In several states, however, implementing legislation has stalled. Countering terrorism does not always receive the priority it should. The criminalization of the terrorist acts enumerated in the Convention is not controversial. The Declarations of San Salvador and Montevideo emphatically condemn them, and the Convention defines defenses fully consistent with human rights.

We must find ways to reward cooperation and information sharing at all levels of government. The Symposium on Border Management held last year in Vancouver, Canada, under the auspices of the OAS, demonstrated that increased security can be achieved without negative effects on trade and development, especially when neighboring countries jointly plan and execute improvements.

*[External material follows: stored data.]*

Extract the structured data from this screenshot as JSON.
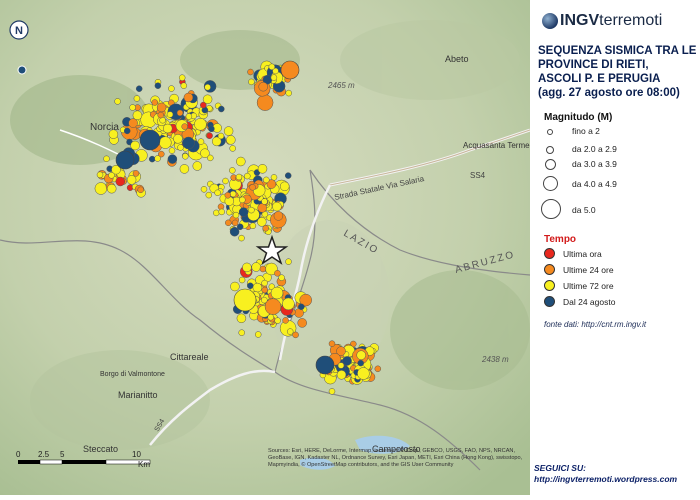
{
  "map": {
    "place_labels": [
      {
        "text": "Norcia"
      },
      {
        "text": "Abeto"
      },
      {
        "text": "Acquasanta Terme"
      },
      {
        "text": "Cittareale"
      },
      {
        "text": "Marianitto"
      },
      {
        "text": "Steccato"
      },
      {
        "text": "Campotosto"
      },
      {
        "text": "Borgo di Valmontone"
      },
      {
        "text": "LAZIO"
      },
      {
        "text": "ABRUZZO"
      },
      {
        "text": "Strada Statale Via Salaria"
      },
      {
        "text": "SS4"
      },
      {
        "text": "SS4"
      },
      {
        "text": "2465 m"
      },
      {
        "text": "2438 m"
      }
    ],
    "scale_bar": {
      "ticks": [
        "0",
        "2.5",
        "5",
        "10"
      ],
      "unit": "Km"
    },
    "north_symbol": "N",
    "attribution": "Sources: Esri, HERE, DeLorme, Intermap, increment P Corp., GEBCO, USGS, FAO, NPS, NRCAN, GeoBase, IGN, Kadaster NL, Ordnance Survey, Esri Japan, METI, Esri China (Hong Kong), swisstopo, Mapmyindia, © OpenStreetMap contributors, and the GIS User Community",
    "colors": {
      "last_hour": "#e8281e",
      "last_24h": "#f58a1f",
      "last_72h": "#f8f020",
      "since_24_aug": "#1f4e79"
    }
  },
  "legend": {
    "brand_bold": "INGV",
    "brand_rest": "terremoti",
    "title_lines": [
      "SEQUENZA SISMICA TRA LE",
      "PROVINCE DI RIETI,",
      "ASCOLI P. E PERUGIA",
      "(agg. 27 agosto ore 08:00)"
    ],
    "magnitude_heading": "Magnitudo (M)",
    "magnitude_items": [
      "fino a 2",
      "da 2.0 a 2.9",
      "da 3.0 a 3.9",
      "da 4.0 a 4.9",
      "da 5.0"
    ],
    "time_heading": "Tempo",
    "time_items": [
      {
        "label": "Ultima ora",
        "color": "#e8281e"
      },
      {
        "label": "Ultime 24 ore",
        "color": "#f58a1f"
      },
      {
        "label": "Ultime 72 ore",
        "color": "#f8f020"
      },
      {
        "label": "Dal 24 agosto",
        "color": "#1f4e79"
      }
    ],
    "source": "fonte dati: http://cnt.rm.ingv.it",
    "follow_label": "SEGUICI SU:",
    "follow_url": "http://ingvterremoti.wordpress.com"
  }
}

And this is where you are key. It is your work that will foster and strengthen the indispensable culture of cooperation. No one country has all of the answers to improving the security of our citizens against the threats posed by terrorists, who seek to exploit the rules of civilized society. The answer is not to abandon our rules, or to wink at abuses of the rights of suspects. Respect for human rights is essential – even to good intelligence—and civilized practice, if it is to evolve, will emerge from your collective wisdom and experience. Knowledge shared multiplies, and when it is shared among partners, it increases for the common good.

Improving coordination was as important as reducing costs in the recent reforms of the structure of the General Secretariat of the OAS. We are moving away from the highly decentralized structure that had evolved over the past decade to a new structure within which the CICTE Secretariat falls within a broader Department of Multidimensional Security, which is charged with integrating the many issues affecting security in our times. As we do our best to carry out the mandates we receive from the various political bodies, including this one, my hope is that we will be both more efficient and more comprehensive. It is no accident that the new multidimensional approach to hemispheric security found its first full expression in the Declaration of Bridgetown, issued by the OAS General Assembly which took place in Barbados in June 2002 – the same Assembly that adopted the Inter-American Convention Against Terrorism. Our struggle against terrorism will be enhanced by deepening democracy and increasing opportunity for all.

Let me close by again commending CICTE on the progress made since 2001. The increasing number of requests for CICTE to provide technical assistance and mentoring to counter-terrorism bodies in other organizations and regional bodies should be a source of pride. However, I charge you to shape the next steps. Terrorism, whatever its origin or motivation, has no justification. It constitutes an attack on the values and principles that underlie both regional and international order and the democratic institutions and freedoms to which we all aspire. And as the Trinidad and Tobago motto reminds us, it is really only together that we can best aspire and achieve.